Use Cases - 2021.1 English

Versal ACAP Hardware, IP, and Platform Development Methodology Guide (UG1387)

Document ID
UG1387
Release Date
2021-07-26
Version
2021.1 English

Common reasons for using the min or max delay constraints are as follows:

  • Over-constraining a few paths of the design by tightening the setup/recovery path requirement.

    This is useful for forcing the logic optimization or placement tools to work harder on some critical path cells, which can provide more flexibility to the router to meet timing later on (after removing the max delay constraint).

  • Replacing a multicycle constraint.

    This is a valid but not recommended way to relax the setup requirement on a path that has active launch and capture edges every N clock cycles. Although it is the only option to over-constrain a multicycle path by a fraction of a clock period to help with timing closure during the routing step. For example, a path with a multicycle constraint of 3 appears to be the worst violating path after route and fails timing by a few hundred ps.
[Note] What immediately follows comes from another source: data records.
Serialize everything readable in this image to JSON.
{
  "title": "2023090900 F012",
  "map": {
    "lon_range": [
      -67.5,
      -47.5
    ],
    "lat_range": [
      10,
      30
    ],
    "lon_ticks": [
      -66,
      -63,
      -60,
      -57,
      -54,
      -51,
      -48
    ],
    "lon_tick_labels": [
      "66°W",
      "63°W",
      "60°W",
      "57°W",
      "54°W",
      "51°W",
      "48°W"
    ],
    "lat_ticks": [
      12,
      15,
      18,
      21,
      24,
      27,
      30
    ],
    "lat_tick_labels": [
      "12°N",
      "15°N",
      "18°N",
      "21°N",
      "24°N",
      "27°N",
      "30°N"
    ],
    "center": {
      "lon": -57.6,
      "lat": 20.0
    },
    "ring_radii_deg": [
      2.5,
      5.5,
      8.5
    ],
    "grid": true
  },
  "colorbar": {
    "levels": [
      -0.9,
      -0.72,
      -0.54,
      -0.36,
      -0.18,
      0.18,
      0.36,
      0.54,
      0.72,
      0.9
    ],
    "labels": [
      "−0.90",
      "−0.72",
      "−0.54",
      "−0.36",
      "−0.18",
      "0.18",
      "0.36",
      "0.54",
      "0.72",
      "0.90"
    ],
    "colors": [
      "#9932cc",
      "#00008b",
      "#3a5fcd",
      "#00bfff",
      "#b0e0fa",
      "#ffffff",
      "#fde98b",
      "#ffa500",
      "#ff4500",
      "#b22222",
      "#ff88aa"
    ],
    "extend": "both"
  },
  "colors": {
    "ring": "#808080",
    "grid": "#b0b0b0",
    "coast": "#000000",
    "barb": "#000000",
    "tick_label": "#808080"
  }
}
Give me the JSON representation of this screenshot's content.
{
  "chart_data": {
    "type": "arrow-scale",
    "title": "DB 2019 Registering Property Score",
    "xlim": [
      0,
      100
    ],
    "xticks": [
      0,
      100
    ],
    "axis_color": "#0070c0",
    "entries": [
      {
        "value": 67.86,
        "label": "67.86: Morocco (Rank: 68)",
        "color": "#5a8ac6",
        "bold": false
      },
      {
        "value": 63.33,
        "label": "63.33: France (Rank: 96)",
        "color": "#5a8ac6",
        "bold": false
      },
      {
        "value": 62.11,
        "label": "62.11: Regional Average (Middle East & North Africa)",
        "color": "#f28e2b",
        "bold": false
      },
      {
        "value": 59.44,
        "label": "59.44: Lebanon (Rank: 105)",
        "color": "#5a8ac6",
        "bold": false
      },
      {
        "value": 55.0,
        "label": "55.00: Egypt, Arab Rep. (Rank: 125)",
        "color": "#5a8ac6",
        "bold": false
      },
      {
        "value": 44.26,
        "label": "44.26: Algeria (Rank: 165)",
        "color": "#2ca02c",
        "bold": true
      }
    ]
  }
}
    The original multicycle path constraint can be replaced by the following constraint during optimization and placement, where 14.5 corresponds to 3 clock periods (of 5 ns each), minus 500 ps that correspond to amount of extra margin desired:
    set_max_delay -from [get_pins <startpointCell>/C] \
    -to [get_pins <endpointCell>/D] 14.5
  • Constraining the maximum datapath delay on asynchronous CDC paths

    This technique is described in Defining Clock Groups and CDC Constraints.

It is not common or recommended to force extra delay insertion on a path by using the set_min_delay constraint. The default min delay requirement for hold or removal is usually sufficient to ensure proper hardware functionality when the slack is positive.